Locking Stance: LOCKING    Mortgage Bonds:  +9bp

Mortgage backed securities managed to edge higher, much on the heels of the short-term Treasury Auction results, which strengthened compared to last week’s auctions despite their growing sizes.  That plays out well for MBS prices and today’s auctions may carry the same results this afternoon.  Additionally, Giethner had some comforting words to say.

Today’s data was focused on housing.  Existing Home Sales was reported at 5.02M, slightly surpassing estimates of 5.00M, but down from last month’s 5.05M, keeping traders skeptical about a housing recovery.  The FHFA House Price Index (home prices for federal agency sponsored mortgages) declined in January, reportedly at –0.6% month/month and –3.3% year/year.  Two other minor reports were released this morning with the Redbook reported at 3.6%, up from 3.2%, and ICSC-Goldman Sachs Store Sales at 0.1%, up from –0.4% last week and at 3.7%, up from 3.2% year/year.  Overall, generally favorable data where it counts most for MBS prices.  This afternoon’s main focus will be the results of the 2-year T-Note auction released at 1:00.
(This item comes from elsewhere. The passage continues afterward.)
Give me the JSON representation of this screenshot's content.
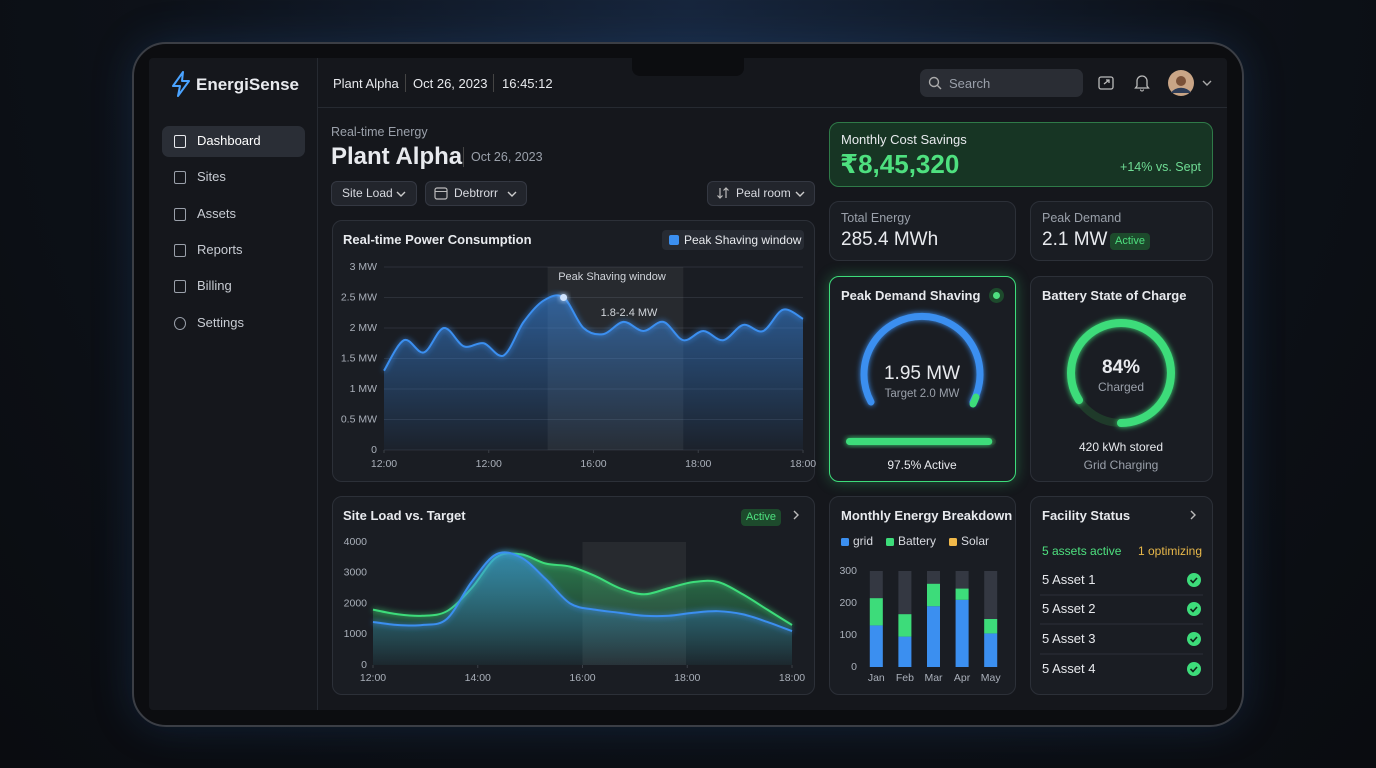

So why not change the locking stance?  Uncertainty still controls the markets.  Additionally, we are up against the top of the last peak and MBS prices have failed to break out, meaning that sideways pattern is likely forming.  Stochastic indications still indicate MBS prices should be slowly dropping.  Generally speaking, it does not appear that anything more than a sideways pattern will form, at least for the moment, and we are at the top end of that pattern.

What does this mean for mortgage rates?  Once again, uncertainty abounds and we appear to be at the top end of a sideways trading pattern.  Things may change, even quickly, especially early afternoon, but the future still does not look favorable for significantly lower mortgage rates.